Balthazar commissioned Joris van Spilbergen, who sailed in May 1600 with four ships to India. The expedition turned back after capturing a Spanish ship en route. Moucheron was supported by stadtholder Maurits of Orange.

Through a merger of the Veerse Compagnie and the Middelburgsche Compagnie (Compagnie van Tenhaeff) in November 1600, the Verenigde Zeeuwse Compagnie (United company of Zeeland) was founded. Balthazar left the company at that point. Only Pieter van Hecke and Pierre le Moyne remained loyal; they formed the Compagnie van De Moucheron in 1601. The company eventually helped with the founding of the Dutch East India Company but demanded a payment delay, protection from his creditors, and free passage on the east coast of Africa (Mozambique).

In 1601 he sent Joris van Spilbergen with three ships, Ram, Schaap, and Lam, on a successful expedition to establish trade relations with the Kingdom of Kandy. They eventually reached Atjeh.

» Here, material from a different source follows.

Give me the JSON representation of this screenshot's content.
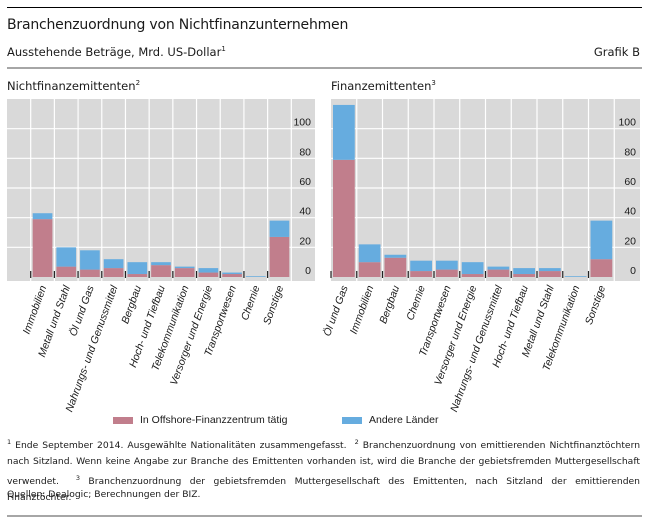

Van Spilbergen met the king of Kandy (Sri Lanka), Vimala Dharma Suriya, in 1602 and discussed the possibility of trade in cinnamon. When van Spilbergen returned to Zeeland in 1604, carrying rubies, sapphires, topazes and other gemstones that he had received as a gift from the maharajah of Kandy, the independent companies of Holland and Zeeland had already merged to form the Dutch East India Company. One year before the expedition returned from their travels, Balthazar declared bankruptcy and fled to France.

== Personal life ==
Balthazar was married twice. His first wife was Jacqueline de la Croix, who died in 1589. In 1591 he married Elysabeth Berwoudts Van Crompvliet in Delft. Around 1630 he died in poverty in France.

== Biography ==

- De Jonge, J. K. J. (1862). De opkomst van het Nederlandsch gezag in Oost-Indië, 1595–1610. . Den Haag: Martinus Nijhoff
- Unger, W. S. (1948). De oudste reizen van de Zeeuwen naar Oost-Indië. . Den Haag: Martinus Nijhoff.
- Wijnroks, E. H. (2003). Handel tussen Rusland en de Nederlanden, 1560–1640. . Hilversum.